To illustrate this point, let's assume that you've narrowed your sample down to 100 possible candidate genes, just like in the game you just played. But this time, you know (or have good reason to believe) that there are 10 genes that are really associated with the condition of interest. This means that the probability that a randomly chosen gene is associated with the condition is 10/100 = 0.1. This is the base rate. In other words, of your 100 possible hypotheses, 10 are true, and 90 are false. As we have discussed, this is actually a very optimistic scenario for many fields.


Now, you go ahead and test every single gene to check for associations. As before, let's assume that you have an experimental method with a power of .8 (again, this is VERY good!), and a false positive rate (α) of 0.05. This means that 80% of the true hypotheses will generate positive results, as will 5% of the false hypotheses.


In this optimistic scenario, with a high base rate and well-powered experiments, we should still expect that 5/13 — about 38% — of our positive results will be false positives. Why so many false positives? Because most hypotheses are false. This is actually not that bad. Before our study, the probability that any given gene was associated with the condition was 10%. Now, the probability that a gene with a positive test result is associated with the condition is 62%, while the probability that a gene with a negative test result is associated is a scant 2/87 ≈ 2.3%.


Some of you will recognize this type of reasoning as an application of Bayes' theorem. You can learn more about Bayes' theorem from a variety of other sources (including Wikipedia 2), so we won't go into detail about it here. The important thing is that if we know the base rate, the power, and the false positive rate, we can calculate the post-study probability that a hypothesis is true given a positive test result.

Holding α constant at 0.05, the graph below shows the post-study probability that a hypothesis is true given a positive result, as a function of the base rate. The x-axis is on a log scale to show several orders of magnitude of the base rate. This graph shows that when the base rate is low, the incremental gain in probability of truth for a single result is very low.


Are most published research findings false?

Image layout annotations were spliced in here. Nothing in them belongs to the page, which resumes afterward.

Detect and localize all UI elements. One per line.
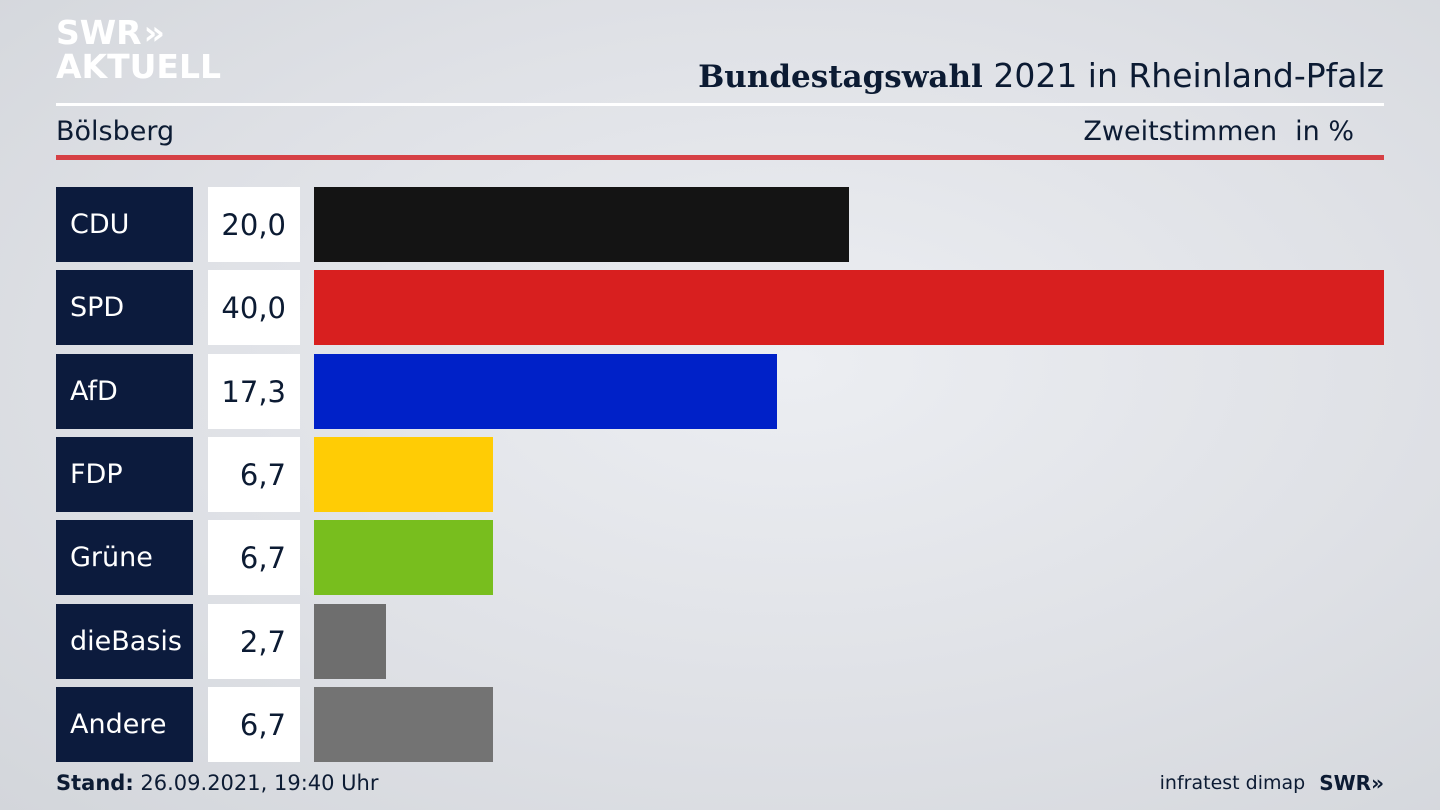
title-bold: Bundestagswahl — [698, 59, 983, 95]
unit-text: in % — [1295, 116, 1354, 147]
bar — [314, 520, 494, 595]
chevron-right-icon: » — [143, 13, 165, 52]
party-label: Andere — [56, 687, 193, 762]
bar — [314, 270, 1384, 345]
bar-row: FDP 6,7 — [56, 437, 1384, 512]
logo-line2: AKTUELL — [56, 47, 222, 86]
bar-row: SPD 40,0 — [56, 270, 1384, 345]
party-label: SPD — [56, 270, 193, 345]
value-label: 40,0 — [208, 270, 300, 345]
bar-row: CDU 20,0 — [56, 187, 1384, 262]
stand-label: Stand: — [56, 771, 134, 795]
bar-row: Grüne 6,7 — [56, 520, 1384, 595]
chart-title: Bundestagswahl 2021 in Rheinland-Pfalz — [698, 56, 1384, 95]
measure-text: Zweitstimmen — [1083, 116, 1278, 147]
party-label: Grüne — [56, 520, 193, 595]
logo-line1: SWR — [56, 13, 142, 52]
timestamp: Stand: 26.09.2021, 19:40 Uhr — [56, 771, 379, 795]
party-label: dieBasis — [56, 604, 193, 679]
party-label: CDU — [56, 187, 193, 262]
value-label: 20,0 — [208, 187, 300, 262]
bar — [314, 604, 387, 679]
bar-row: Andere 6,7 — [56, 687, 1384, 762]
source-credit: infratest dimap SWR» — [1160, 771, 1384, 795]
swr-brand: SWR» — [1319, 771, 1384, 795]
place-name: Bölsberg — [56, 116, 175, 147]
party-label: FDP — [56, 437, 193, 512]
value-label: 6,7 — [208, 520, 300, 595]
value-label: 6,7 — [208, 437, 300, 512]
stand-value: 26.09.2021, 19:40 Uhr — [133, 771, 379, 795]
bar-row: AfD 17,3 — [56, 354, 1384, 429]
party-label: AfD — [56, 354, 193, 429]
bar — [314, 354, 777, 429]
value-label: 2,7 — [208, 604, 300, 679]
bar — [314, 687, 494, 762]
value-label: 6,7 — [208, 687, 300, 762]
bar — [314, 187, 849, 262]
header-divider — [56, 103, 1384, 106]
header-accent-rule — [56, 155, 1384, 160]
bar — [314, 437, 494, 512]
measure-label: Zweitstimmen in % — [1083, 116, 1354, 147]
title-rest: 2021 in Rheinland-Pfalz — [982, 56, 1384, 95]
swr-aktuell-logo: SWR» AKTUELL — [56, 16, 221, 84]
value-label: 17,3 — [208, 354, 300, 429]
source-text: infratest dimap — [1159, 772, 1306, 794]
bar-row: dieBasis 2,7 — [56, 604, 1384, 679]
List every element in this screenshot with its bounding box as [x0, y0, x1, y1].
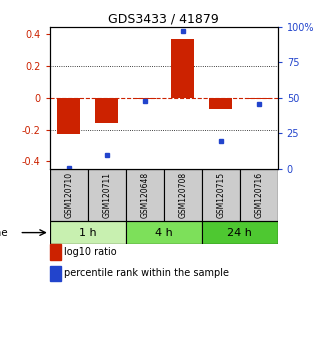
Bar: [247, 98, 270, 99]
Text: log10 ratio: log10 ratio: [64, 247, 117, 257]
Bar: [164, 169, 202, 221]
Text: GSM120715: GSM120715: [216, 172, 225, 218]
Bar: [50, 169, 88, 221]
Text: 24 h: 24 h: [227, 228, 252, 238]
Bar: [240, 169, 278, 221]
Text: GSM120648: GSM120648: [140, 172, 149, 218]
Text: GSM120716: GSM120716: [254, 172, 263, 218]
Bar: [50, 221, 126, 244]
Bar: [202, 221, 278, 244]
Text: GSM120710: GSM120710: [64, 172, 73, 218]
Title: GDS3433 / 41879: GDS3433 / 41879: [108, 12, 219, 25]
Bar: [88, 169, 126, 221]
Text: 1 h: 1 h: [79, 228, 97, 238]
Bar: [133, 98, 156, 99]
Text: percentile rank within the sample: percentile rank within the sample: [64, 268, 229, 278]
Bar: [95, 98, 118, 123]
Bar: [209, 98, 232, 109]
Text: 4 h: 4 h: [155, 228, 173, 238]
Bar: [126, 221, 202, 244]
Text: time: time: [0, 228, 8, 238]
Bar: [202, 169, 240, 221]
Text: GSM120708: GSM120708: [178, 172, 187, 218]
Text: GSM120711: GSM120711: [102, 172, 111, 218]
Bar: [57, 98, 80, 134]
Bar: [126, 169, 164, 221]
Bar: [171, 39, 194, 98]
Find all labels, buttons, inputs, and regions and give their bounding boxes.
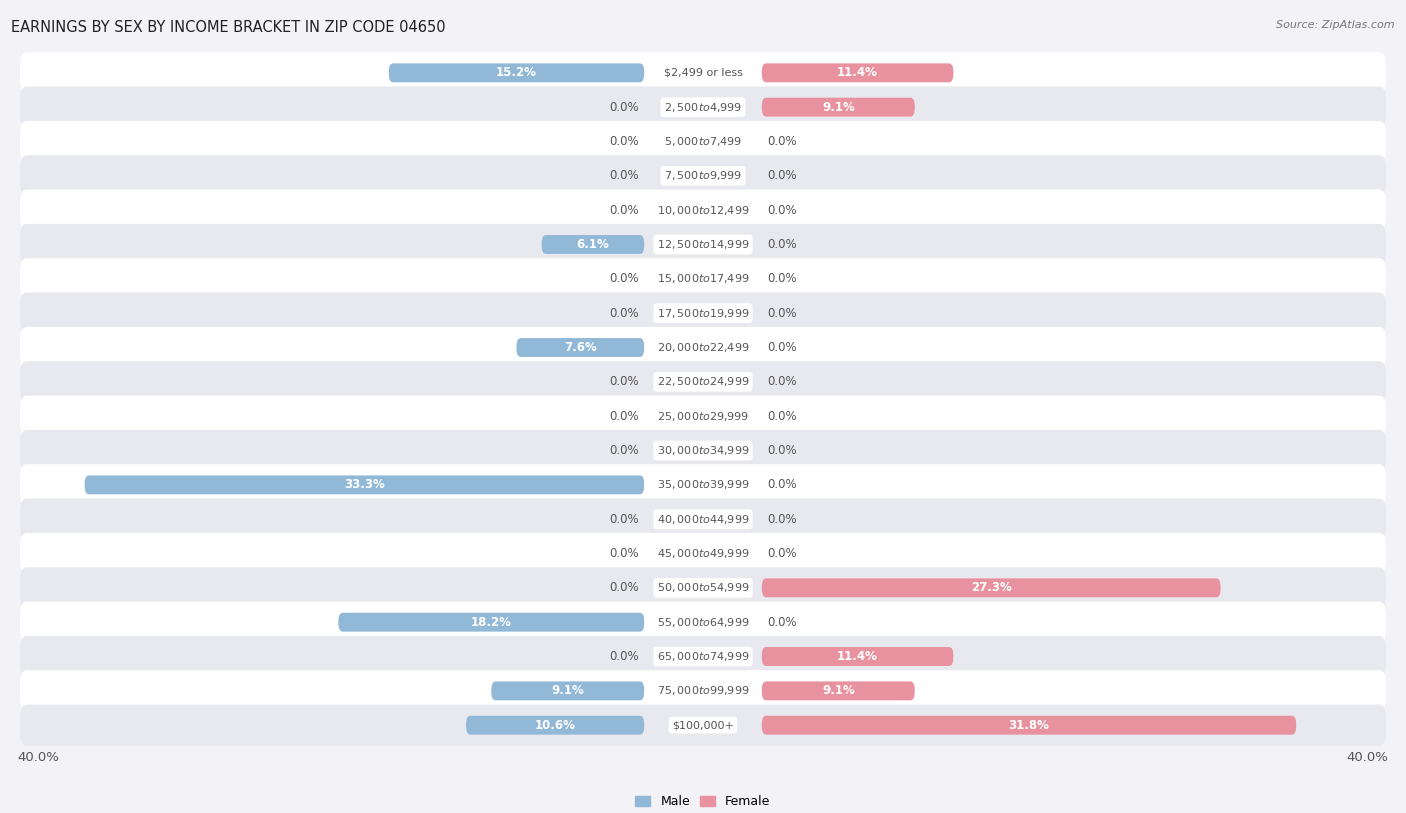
Text: 9.1%: 9.1% xyxy=(551,685,583,698)
FancyBboxPatch shape xyxy=(20,121,1386,162)
FancyBboxPatch shape xyxy=(20,361,1386,402)
Text: 0.0%: 0.0% xyxy=(766,238,796,251)
Text: $17,500 to $19,999: $17,500 to $19,999 xyxy=(657,307,749,320)
Text: $12,500 to $14,999: $12,500 to $14,999 xyxy=(657,238,749,251)
FancyBboxPatch shape xyxy=(20,670,1386,711)
Text: 15.2%: 15.2% xyxy=(496,67,537,80)
FancyBboxPatch shape xyxy=(20,464,1386,506)
Text: $15,000 to $17,499: $15,000 to $17,499 xyxy=(657,272,749,285)
Text: 31.8%: 31.8% xyxy=(1008,719,1049,732)
Text: 0.0%: 0.0% xyxy=(766,478,796,491)
FancyBboxPatch shape xyxy=(465,715,644,735)
Text: $10,000 to $12,499: $10,000 to $12,499 xyxy=(657,204,749,216)
Text: 0.0%: 0.0% xyxy=(610,410,640,423)
FancyBboxPatch shape xyxy=(20,327,1386,368)
Text: 18.2%: 18.2% xyxy=(471,615,512,628)
Text: $75,000 to $99,999: $75,000 to $99,999 xyxy=(657,685,749,698)
Text: $65,000 to $74,999: $65,000 to $74,999 xyxy=(657,650,749,663)
Text: 0.0%: 0.0% xyxy=(610,444,640,457)
Text: $2,500 to $4,999: $2,500 to $4,999 xyxy=(664,101,742,114)
Text: 0.0%: 0.0% xyxy=(766,513,796,526)
Text: 0.0%: 0.0% xyxy=(766,169,796,182)
FancyBboxPatch shape xyxy=(20,189,1386,231)
Text: 0.0%: 0.0% xyxy=(610,169,640,182)
Text: 0.0%: 0.0% xyxy=(766,410,796,423)
FancyBboxPatch shape xyxy=(762,647,953,666)
Text: 11.4%: 11.4% xyxy=(837,650,877,663)
Text: Source: ZipAtlas.com: Source: ZipAtlas.com xyxy=(1277,20,1395,30)
FancyBboxPatch shape xyxy=(20,705,1386,746)
Text: $55,000 to $64,999: $55,000 to $64,999 xyxy=(657,615,749,628)
Text: 9.1%: 9.1% xyxy=(823,101,855,114)
Text: 0.0%: 0.0% xyxy=(610,650,640,663)
Text: 0.0%: 0.0% xyxy=(610,204,640,216)
FancyBboxPatch shape xyxy=(20,533,1386,574)
Text: $22,500 to $24,999: $22,500 to $24,999 xyxy=(657,376,749,389)
Text: 27.3%: 27.3% xyxy=(970,581,1011,594)
Text: 0.0%: 0.0% xyxy=(610,581,640,594)
Text: 0.0%: 0.0% xyxy=(766,341,796,354)
Text: 33.3%: 33.3% xyxy=(344,478,385,491)
FancyBboxPatch shape xyxy=(762,715,1296,735)
Text: 40.0%: 40.0% xyxy=(1347,751,1389,764)
FancyBboxPatch shape xyxy=(20,52,1386,93)
Text: $35,000 to $39,999: $35,000 to $39,999 xyxy=(657,478,749,491)
FancyBboxPatch shape xyxy=(20,86,1386,128)
Text: 0.0%: 0.0% xyxy=(766,204,796,216)
Text: 0.0%: 0.0% xyxy=(610,547,640,560)
FancyBboxPatch shape xyxy=(339,613,644,632)
FancyBboxPatch shape xyxy=(20,259,1386,299)
Text: 0.0%: 0.0% xyxy=(766,376,796,389)
Text: $20,000 to $22,499: $20,000 to $22,499 xyxy=(657,341,749,354)
Legend: Male, Female: Male, Female xyxy=(630,790,776,813)
FancyBboxPatch shape xyxy=(20,498,1386,540)
Text: 0.0%: 0.0% xyxy=(766,615,796,628)
Text: 0.0%: 0.0% xyxy=(766,307,796,320)
Text: $100,000+: $100,000+ xyxy=(672,720,734,730)
Text: 0.0%: 0.0% xyxy=(610,513,640,526)
FancyBboxPatch shape xyxy=(20,636,1386,677)
Text: $45,000 to $49,999: $45,000 to $49,999 xyxy=(657,547,749,560)
FancyBboxPatch shape xyxy=(762,63,953,82)
Text: 0.0%: 0.0% xyxy=(610,272,640,285)
Text: 10.6%: 10.6% xyxy=(534,719,575,732)
Text: $50,000 to $54,999: $50,000 to $54,999 xyxy=(657,581,749,594)
FancyBboxPatch shape xyxy=(516,338,644,357)
Text: 0.0%: 0.0% xyxy=(610,376,640,389)
Text: $25,000 to $29,999: $25,000 to $29,999 xyxy=(657,410,749,423)
FancyBboxPatch shape xyxy=(762,98,915,116)
FancyBboxPatch shape xyxy=(389,63,644,82)
Text: 0.0%: 0.0% xyxy=(766,444,796,457)
Text: $40,000 to $44,999: $40,000 to $44,999 xyxy=(657,513,749,526)
FancyBboxPatch shape xyxy=(84,476,644,494)
FancyBboxPatch shape xyxy=(20,155,1386,197)
Text: $30,000 to $34,999: $30,000 to $34,999 xyxy=(657,444,749,457)
Text: $2,499 or less: $2,499 or less xyxy=(664,67,742,78)
Text: 0.0%: 0.0% xyxy=(766,135,796,148)
FancyBboxPatch shape xyxy=(541,235,644,254)
Text: 0.0%: 0.0% xyxy=(766,547,796,560)
FancyBboxPatch shape xyxy=(762,681,915,700)
FancyBboxPatch shape xyxy=(20,224,1386,265)
Text: $7,500 to $9,999: $7,500 to $9,999 xyxy=(664,169,742,182)
FancyBboxPatch shape xyxy=(20,567,1386,608)
FancyBboxPatch shape xyxy=(20,293,1386,334)
FancyBboxPatch shape xyxy=(762,578,1220,598)
FancyBboxPatch shape xyxy=(20,602,1386,643)
FancyBboxPatch shape xyxy=(20,396,1386,437)
Text: 0.0%: 0.0% xyxy=(610,135,640,148)
Text: 9.1%: 9.1% xyxy=(823,685,855,698)
Text: EARNINGS BY SEX BY INCOME BRACKET IN ZIP CODE 04650: EARNINGS BY SEX BY INCOME BRACKET IN ZIP… xyxy=(11,20,446,35)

If the base rate isn't that low, then a single study can get us pretty far. For example, if the base rate is 0.1 — indicating that 10% of hypotheses are expected to be true — then a positive result from a study powered at 80% indicates that the hypothesis is more likely than not to be true.

However, for many fields, this is overly optimistic. For starters, power is likely to be quite a bit lower, often less than 0.53. Moreover, the base rate will often be much, much lower. For example, consider looking for genetic correlates of a mental disorder, for which there may be 10 gene polymorphisms associated with the disorder, out of a possible sample of 100,000 SNPs. Well, every SNP tested constitutes a hypothesis that it is in fact associated with the disorder. In this case, the base rate is a staggeringly low 0.0001.

Given the failure to successfully replicate numerous findings in fields as diverse as genetics, oncology, and psychology, as well as the fact that the history of science is filled with examples of incorrect theories persisting for decades, even centuries, it is not unreasonable to suspect that most novel hypotheses will be false. In other words, the base rate will often be quite low4. In these cases, even among the set of hypotheses with positive results, most will be false.

However, this line of reasoning doesn't account for the fact that science is a self-correcting process. Replication could allow us to overcome the base rate problem. This is because accumulating evidence drives up the prior on subsequent studies.

Up Next...

Let's play another game in which we can attempt to replicate research findings.


1. Power and false positive rate are commonly discussed in terms of statistical tests. However, they are really properties of the entire experimental process, since errors and biases can occur at each stage.
2. http://en.wikipedia.org/wiki/Bayes'_theorem
3. Sedlmeier P, Gigerenzer G (1989) Do studies of statistical power have an effect on the power of studies? Psychological Bulletin 105:309-316.
Button KS, et al. (2013) Power failure: Why small sample size undermines the reliability of science. Nature Review Neuroscience 14:365-376.

4. The meat of this argument is taken from: Ioannidis JPA (2005) Why most published research findings are false. PLoS Medicine 2(8):e124.